CHICAGO – For much of the first half of Monday's NCAA regional final, it felt as if Notre Dame could not buy a bucket.
Some were good shots that banked off the rim or rolled, tantalizing, before falling out of the cylinder. Some shots were taken in haste or frustration and missed the mark. Either way, they missed.
Luckily for the Irish, it didn't last. The team that shot 20% from the field in the first quarter stormed back to beat Stanford, 84-68, in the Chicago Regional final at Wintrust Arena to book a return ticket to the Final Four.
"Whew – that was unbelievable," Notre Dame coach Muffet McGraw said. "I think we looked just completely out of sorts, very unlike what we normally look like. I think credit Stanford's defense, they were hitting the boards hard, they were packing it in."
Stanford led 33-26 at halftime and stretched the lead to nine points early in the third quarter before Notre Dame started chipping away.
Two minutes into the quarter, Arike Ogunbowale drove down the lane and scored on a layup to cut the lead to 35-30 – the first time all game that it felt like the ball rolled Notre Dame's way. Two minutes later, Jessica Shepard grabbed a miss by Ogunbowale and put it back despite a foul by Alanna Smith. Shepard completed the old-fashioned 3-point play to pull the Irish within 37-33.
Marina Mabrey, who has struggled with her shot for much of the tournament, hit her first bucket of the night and brought the crowd to its feet with a layup that cut the Stanford lead to 40-39 with 4:16 to go in the quarter.

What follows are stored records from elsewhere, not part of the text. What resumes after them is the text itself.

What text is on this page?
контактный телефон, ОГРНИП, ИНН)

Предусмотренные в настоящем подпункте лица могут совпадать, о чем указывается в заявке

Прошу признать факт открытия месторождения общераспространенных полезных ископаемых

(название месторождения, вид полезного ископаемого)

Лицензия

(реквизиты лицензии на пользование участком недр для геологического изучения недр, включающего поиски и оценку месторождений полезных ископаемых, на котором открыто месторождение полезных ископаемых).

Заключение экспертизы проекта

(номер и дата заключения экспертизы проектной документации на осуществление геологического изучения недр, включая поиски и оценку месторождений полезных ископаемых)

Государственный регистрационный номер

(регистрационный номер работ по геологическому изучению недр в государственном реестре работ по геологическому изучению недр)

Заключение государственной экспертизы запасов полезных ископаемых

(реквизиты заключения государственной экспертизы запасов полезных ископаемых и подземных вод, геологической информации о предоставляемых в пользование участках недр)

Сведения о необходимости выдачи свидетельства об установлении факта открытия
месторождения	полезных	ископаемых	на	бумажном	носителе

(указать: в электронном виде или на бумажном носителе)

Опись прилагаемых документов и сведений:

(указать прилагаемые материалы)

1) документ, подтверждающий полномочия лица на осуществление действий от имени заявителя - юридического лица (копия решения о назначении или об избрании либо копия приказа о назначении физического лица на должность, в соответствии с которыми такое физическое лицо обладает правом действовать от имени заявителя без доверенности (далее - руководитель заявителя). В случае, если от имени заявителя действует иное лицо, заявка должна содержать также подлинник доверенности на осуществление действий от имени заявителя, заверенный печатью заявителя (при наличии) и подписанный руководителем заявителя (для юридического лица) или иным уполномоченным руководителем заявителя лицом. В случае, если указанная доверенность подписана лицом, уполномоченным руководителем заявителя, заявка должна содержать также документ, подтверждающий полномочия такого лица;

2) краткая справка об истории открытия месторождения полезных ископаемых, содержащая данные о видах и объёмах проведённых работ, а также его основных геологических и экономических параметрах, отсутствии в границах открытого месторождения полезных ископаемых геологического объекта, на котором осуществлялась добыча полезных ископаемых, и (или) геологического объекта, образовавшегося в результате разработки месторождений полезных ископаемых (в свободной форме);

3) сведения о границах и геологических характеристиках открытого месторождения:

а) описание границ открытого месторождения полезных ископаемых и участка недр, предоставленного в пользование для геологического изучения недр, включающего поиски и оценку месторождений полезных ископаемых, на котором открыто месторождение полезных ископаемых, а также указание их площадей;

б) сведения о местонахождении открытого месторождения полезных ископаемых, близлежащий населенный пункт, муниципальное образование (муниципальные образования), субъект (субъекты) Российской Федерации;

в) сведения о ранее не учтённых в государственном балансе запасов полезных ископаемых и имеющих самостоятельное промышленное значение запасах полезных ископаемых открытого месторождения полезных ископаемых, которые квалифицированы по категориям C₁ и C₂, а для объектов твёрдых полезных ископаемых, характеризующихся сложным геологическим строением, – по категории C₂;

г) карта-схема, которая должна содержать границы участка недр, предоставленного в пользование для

Jackie Young, who scored 19 of her game-high 25 points in the second half, got the ball on a fast break and drove down the lane to put the Irish ahead 45-44 with 2:09 to go and then hit a jumper to put Notre Dame up by three. Stanford then called a timeout to try and stop the bleeding, but the attempt to regroup failed.
"I thought I was aggressive the whole game, and I just kept that same mindset, and the shots were starting to fall," Young said of the way she seemed to flip on the switch in the second half. "They were sagging off me a little bit, so I just had to read the defense and take what they were giving me."
Notre Dame led 52-46 by the end of the third quarter. Stanford hit six of 10 3-point attempts in the second half to keep the game from getting completely out of hand, but it was soon clear that Notre Dame was hitting on all cylinders.
Ogunbowale, who was named Most Outstanding Player of the regional, scored 13 of her 21 points in the second half despite leaving the game for a period in the third quarter after picking up her third foul. Brianna Turner scored 14 points, eight of them in the second half. Jessica Shepard scored seven of her 11 points in the final two quarters, and also had seven of her 14 rebounds in the second half, despite the fact that there were fewer missed shots to rebound. Young also recorded a double-double with 10 rebounds.
"We knew that the shots were going to fall in the second half, and that's what they did, but I think it had a lot to do with our defense and just getting rebounds," Young said.
Ogunbowale said the team focused mostly on themselves and their mistakes during halftime instead of discussing Stanford.
"A lot of the mistakes and reasons that we were down was us, we weren't really holding good defense, we weren't getting rebounds," Ogunbowale said. "We could fix that without even the shots falling. We knew the shots were going to be able to fall the second half, but if we just held defense, it would get us back in the game, and with our shots falling, we could take the lead."
Kiana Williams scored 20 points for Stanford, including 12 on 3-pointers, and DiJonai Carrington scored 18 for the Cardinal, who knocked Notre Dame out of the tournament in 2016 and 2017.
"It's been out of my mouth, but it's a good win," Ogunbowale said when asked if Monday's win erased the bad taste of losing to Stanford in her freshman and sophomore years. "They gave us a great run, and they really played us well, so it's great that we came out on top."
The win sends the defending national champions to their ninth Final Four in program history, where they will once again face 11-time national champion UConn. Notre Dame beat the Huskies in overtime in last year's national semifinal on a last-second shot by Ogunbowale.
"Last year's game was a great finish, so I wouldn't mind seeing that again," McGraw said of facing Connecticut again.
McGraw said that she was happy that Turner, a graduate student who missed last season with a knee injury, will be able to play in the Final Four this time around.
"I think there's a little more relief than excitement, because we were a No. 1 seed who was supposed to get there," McGraw said of this year's trip to the Final Four. "Last year that team showed such resilience, it was kind of amazing that we got back."